Taxidermista é aquele que concentra em si duas atividades no mínimo corajosas: presenteia o corpo morto com uma espécie de sobrevida, ao conservar-lhe o aspecto de ser ainda vivente. Expor o corpo morto dessa maneira a outros olhos é fazer da fantasmagoria uma espécie de alegoria da vida. Ao mesmo tempo que presenteia o cadáver com a fantasia ululante de ainda existir, permite àquele que mira o morto uma experiência impactante de vida, como se a morte pudesse nos dizer: “você ainda está aí”. Esse contato com a faccies hipocratica da morte talvez seja um dos grandes presentes que alguém possa nos oferecer. Curiosamente, no filme, o contato do Sr. Badii com o taxidermista é a possibilidade de contato com a vida.
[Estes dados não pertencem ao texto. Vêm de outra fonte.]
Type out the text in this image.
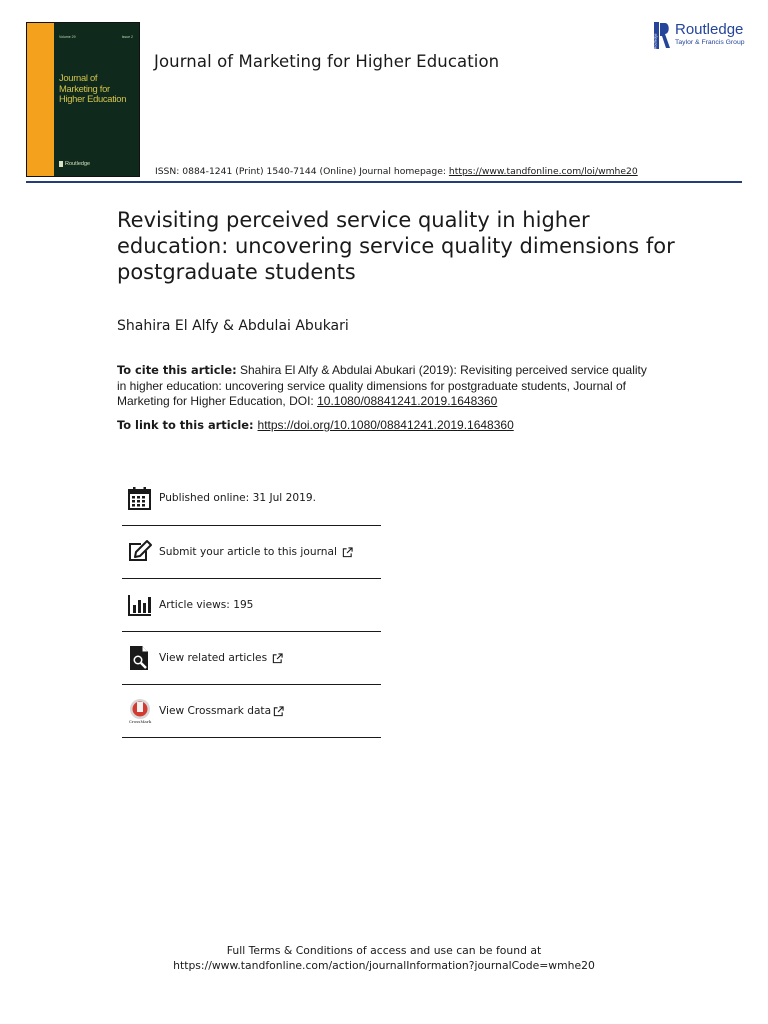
Volume 29	Issue 2
Journal of Marketing for Higher Education
Routledge
Journal of Marketing for Higher Education
Routledge
Routledge
Taylor & Francis Group
ISSN: 0884-1241 (Print) 1540-7144 (Online) Journal homepage: https://www.tandfonline.com/loi/wmhe20
Revisiting perceived service quality in higher education: uncovering service quality dimensions for postgraduate students
Shahira El Alfy & Abdulai Abukari
To cite this article: Shahira El Alfy & Abdulai Abukari (2019): Revisiting perceived service quality in higher education: uncovering service quality dimensions for postgraduate students, Journal of Marketing for Higher Education, DOI: 10.1080/08841241.2019.1648360
To link to this article: https://doi.org/10.1080/08841241.2019.1648360
Published online: 31 Jul 2019.
Submit your article to this journal
Article views: 195
View related articles
CrossMark
View Crossmark data
Full Terms & Conditions of access and use can be found at
https://www.tandfonline.com/action/journalInformation?journalCode=wmhe20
Cabe descobrir de que vida se trata, se é a sobrevida de um cadáver, ou se é uma vida reconstituída pelo hábil “empalhador”. Arrisco dizer que o próprio Sr. Bagheri também ganha um presente. Acostumado a empalhar cadáveres, o taxidermista tem agora em suas mãos a possibilidade de conservar a vida. Isso o velho faz com palavras. A história que conta a Sr. Badii dá nome ao filme e justifica uma das cenas mais bonitas, o passeio de ambos. Se a história funcionar, é possível que o homem não cometa o suicídio, se não funcionar, saberemos o resultado. Eis a força de uma história. A capacidade de um taxidermista transformar a vida de um homem que nem conhecemos faz com que todas as cenas posteriores sejam tocadas pela conversa anterior.
Encomendar a própria morte a outrem não é a novidade do filme. Basta lembrar do filme “A Igualdade é Branca”, da trilogia das cores, de Krzysztof Kieslowski. A novidade não está na história, está na capacidade de Kiarostami operar com a força intrínseca das imagens, com a capacidade de frustrar expectativas pré-moldadas e fazer de seus filmes um instrumento de reflexão sobre a realidade e sobre o próprio cinema, é o que penso sobre o final (sem fim, por isso infinito) de “Gosto de Cereja”, uma cena inusitada. Contar histórias é uma maneira eficaz de lutar contra a morte.

PARTE III

Um final feliz ou triste talvez seja ainda muito pouco. Sr. Badii deita na cova, conforme o combinado. Espera o taxidermista. A decisão ainda não está tomada. Se levantar o braço, o velho o salvará da morte; se permanecer quieto, o velho o enterrará. Amanhece. Kiarostami corta. O que vemos agora são as câmeras, o cineasta, a equipe de filmagem que se prepara para guardar o equipamento. O filme está chegando ao fim – sem final. O ator se levanta da tumba. Seria esse um fim que versa sobre a própria impossibilidade de um fim? Em que momento um determinado filme começa ou termina? Será possível um final feliz ou triste quando o filme se debruça sobre a vida e a morte? Kiarostami consegue tematizar sobre o próprio cinema neste final curioso? Histórias que nos trazem mais perguntas que respostas parecem concretizar melhor a própria idéia de um infinito que talvez começa quando o diretor grita: “Corta!”.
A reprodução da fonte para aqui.